Introduction
Trading success relies on a combination of strategic planning, psychological readiness, and consistent execution. This article outlines key elements to improve your trading performance, focusing on using checklists, understanding position quality, optimizing sizing, and recognizing market conditions.
The Power of Checklists
Implementing a checklist system can significantly enhance your trading process:
- Pre-Trade Checklist: Before entering a trade, use a fresh checklist to document trade details.
- End-of-Day Review: Prioritize a daily review by analyzing each trade recorded on your checklists.
- Pattern Recognition: Regular use of checklists helps identify patterns leading to good and bad trading decisions.
After a review, make a list of focus points. If you’re over-trading, set a “one trade a day” rule for the week. If you’re taking big losses and small wins, set a rule to only enter 6R+ A+ setups. ONLY enter those. This is how you change your behaviour. One small tweak at a time.
Rating Position Quality
Position quality is better understood as “entry signal count” or signal confluence:
- A++ Trades: These have the highest confluence, potentially with 6 or more aligned signals.

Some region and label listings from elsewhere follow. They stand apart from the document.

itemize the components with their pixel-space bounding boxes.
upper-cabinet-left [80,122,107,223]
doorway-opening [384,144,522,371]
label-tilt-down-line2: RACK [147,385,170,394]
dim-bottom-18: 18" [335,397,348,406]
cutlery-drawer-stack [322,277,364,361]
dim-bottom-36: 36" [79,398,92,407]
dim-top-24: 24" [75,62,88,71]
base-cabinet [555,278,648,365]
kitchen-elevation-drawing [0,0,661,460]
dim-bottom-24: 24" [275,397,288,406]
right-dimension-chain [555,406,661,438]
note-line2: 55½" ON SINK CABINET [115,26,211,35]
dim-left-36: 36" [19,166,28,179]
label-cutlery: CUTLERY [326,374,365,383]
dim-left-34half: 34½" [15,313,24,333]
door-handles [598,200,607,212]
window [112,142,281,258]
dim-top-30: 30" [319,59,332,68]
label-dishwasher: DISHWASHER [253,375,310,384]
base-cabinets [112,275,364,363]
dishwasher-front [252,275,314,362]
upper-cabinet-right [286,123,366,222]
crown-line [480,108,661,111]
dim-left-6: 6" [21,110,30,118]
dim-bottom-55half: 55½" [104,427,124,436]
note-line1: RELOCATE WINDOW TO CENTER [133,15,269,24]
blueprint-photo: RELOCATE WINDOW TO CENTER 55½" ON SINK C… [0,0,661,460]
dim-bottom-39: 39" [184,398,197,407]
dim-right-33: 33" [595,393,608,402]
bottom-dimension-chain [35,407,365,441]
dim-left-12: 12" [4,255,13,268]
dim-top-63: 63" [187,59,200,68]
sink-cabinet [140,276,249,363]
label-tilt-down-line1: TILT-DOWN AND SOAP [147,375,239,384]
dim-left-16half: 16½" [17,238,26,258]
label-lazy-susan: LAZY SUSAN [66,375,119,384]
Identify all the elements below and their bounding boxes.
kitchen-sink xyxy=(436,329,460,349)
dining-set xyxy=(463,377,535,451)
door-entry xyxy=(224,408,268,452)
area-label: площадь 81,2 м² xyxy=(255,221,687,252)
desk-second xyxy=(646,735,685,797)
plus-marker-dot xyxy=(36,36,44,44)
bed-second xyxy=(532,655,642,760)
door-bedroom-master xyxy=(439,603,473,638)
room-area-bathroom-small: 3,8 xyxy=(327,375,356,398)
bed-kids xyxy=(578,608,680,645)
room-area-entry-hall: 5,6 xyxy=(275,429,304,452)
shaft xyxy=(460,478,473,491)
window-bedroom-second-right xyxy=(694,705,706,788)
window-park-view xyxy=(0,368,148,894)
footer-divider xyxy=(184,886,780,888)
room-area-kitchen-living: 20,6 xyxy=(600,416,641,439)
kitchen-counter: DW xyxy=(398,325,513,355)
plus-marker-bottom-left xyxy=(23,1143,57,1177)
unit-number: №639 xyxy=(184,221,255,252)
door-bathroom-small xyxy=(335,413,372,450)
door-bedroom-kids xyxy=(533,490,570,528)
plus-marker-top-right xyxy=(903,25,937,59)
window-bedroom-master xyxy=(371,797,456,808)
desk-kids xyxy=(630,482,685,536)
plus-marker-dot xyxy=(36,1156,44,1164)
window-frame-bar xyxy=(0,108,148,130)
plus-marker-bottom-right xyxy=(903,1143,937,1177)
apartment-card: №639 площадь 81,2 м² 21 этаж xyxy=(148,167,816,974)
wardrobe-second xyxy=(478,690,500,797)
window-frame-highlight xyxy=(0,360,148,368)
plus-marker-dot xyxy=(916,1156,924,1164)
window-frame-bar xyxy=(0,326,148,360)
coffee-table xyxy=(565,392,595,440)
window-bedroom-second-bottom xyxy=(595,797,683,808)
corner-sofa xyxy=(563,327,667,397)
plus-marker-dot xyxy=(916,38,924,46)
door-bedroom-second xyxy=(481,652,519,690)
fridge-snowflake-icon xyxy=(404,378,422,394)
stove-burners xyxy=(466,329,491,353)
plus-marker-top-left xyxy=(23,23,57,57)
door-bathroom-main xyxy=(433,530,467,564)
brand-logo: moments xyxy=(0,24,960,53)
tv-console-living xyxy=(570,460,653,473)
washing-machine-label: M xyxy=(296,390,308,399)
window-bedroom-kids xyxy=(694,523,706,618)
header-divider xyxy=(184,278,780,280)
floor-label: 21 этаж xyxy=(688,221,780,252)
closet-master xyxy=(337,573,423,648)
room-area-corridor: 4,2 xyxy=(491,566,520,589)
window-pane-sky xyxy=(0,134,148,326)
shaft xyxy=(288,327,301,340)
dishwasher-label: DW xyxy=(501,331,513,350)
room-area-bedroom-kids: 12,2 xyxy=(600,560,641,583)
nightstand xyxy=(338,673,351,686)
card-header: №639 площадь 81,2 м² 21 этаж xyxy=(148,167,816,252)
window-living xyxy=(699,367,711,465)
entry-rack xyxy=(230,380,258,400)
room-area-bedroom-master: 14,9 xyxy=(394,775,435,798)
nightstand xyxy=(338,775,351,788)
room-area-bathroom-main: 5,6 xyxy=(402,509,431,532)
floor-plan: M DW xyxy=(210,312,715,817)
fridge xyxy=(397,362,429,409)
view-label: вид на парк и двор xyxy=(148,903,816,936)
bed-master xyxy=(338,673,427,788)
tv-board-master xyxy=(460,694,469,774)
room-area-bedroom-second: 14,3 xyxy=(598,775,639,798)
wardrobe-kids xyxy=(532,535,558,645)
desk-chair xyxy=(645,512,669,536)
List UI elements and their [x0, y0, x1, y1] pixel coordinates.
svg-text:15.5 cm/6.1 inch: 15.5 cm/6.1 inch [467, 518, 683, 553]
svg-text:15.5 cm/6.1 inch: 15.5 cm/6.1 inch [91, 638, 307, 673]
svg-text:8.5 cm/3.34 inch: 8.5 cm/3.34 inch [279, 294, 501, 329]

- Signal Importance: High-quality trades often have minimal drawdown and allow for larger position sizing.
- Missed Opportunities: Recognizing high-quality setups is crucial. A recent example showed a near-perfect trade that yielded +0.5% in 20-30 minutes but could have been sized much larger for potentially 5-10%+ gains.
Sizing for Position Quality
Position sizing should reflect the quality of the setup:
- Psychological Readiness: Essential for correctly sizing high-quality positions.
- Exponential Betting: Increase size exponentially with position quality.
- Risk Management: High-quality positions should offer significant account growth potential with tightly controlled risk.
Sizing Guidelines (for a 50k FTMO account on US100):
- B Position: ~0.5 contracts
- A Position: 1-5 contracts, scaling in as the trade develops
- A+ Position: Up to 100 contracts per entry, potentially using up to 100% of margin
Note: Adjust sizing for other markets based on notional value, and something like ATR on the timeframe.
Quantifying and Avoiding Bad Conditions
Recognizing unfavorable market conditions is crucial:
- Market Indicators:
- Intraday seasonality
- Correlation indices
- Asset movement cohesion
- Macro Factors:
- Narrative alignment
- 0DTE open interest
- Futures open interest
- Breadth Analysis: Monitor price movement relative to market breadth for insights into large player activity.
Printable Trading Checklist
You can right click -> save image and then print the image

Conclusion
Consistently using this structured approach can significantly improve your trading performance. Remember, the rarest, highest-quality trades often provide the most substantial returns with the least risk. Focus on identifying these opportunities and sizing them appropriately for optimal results.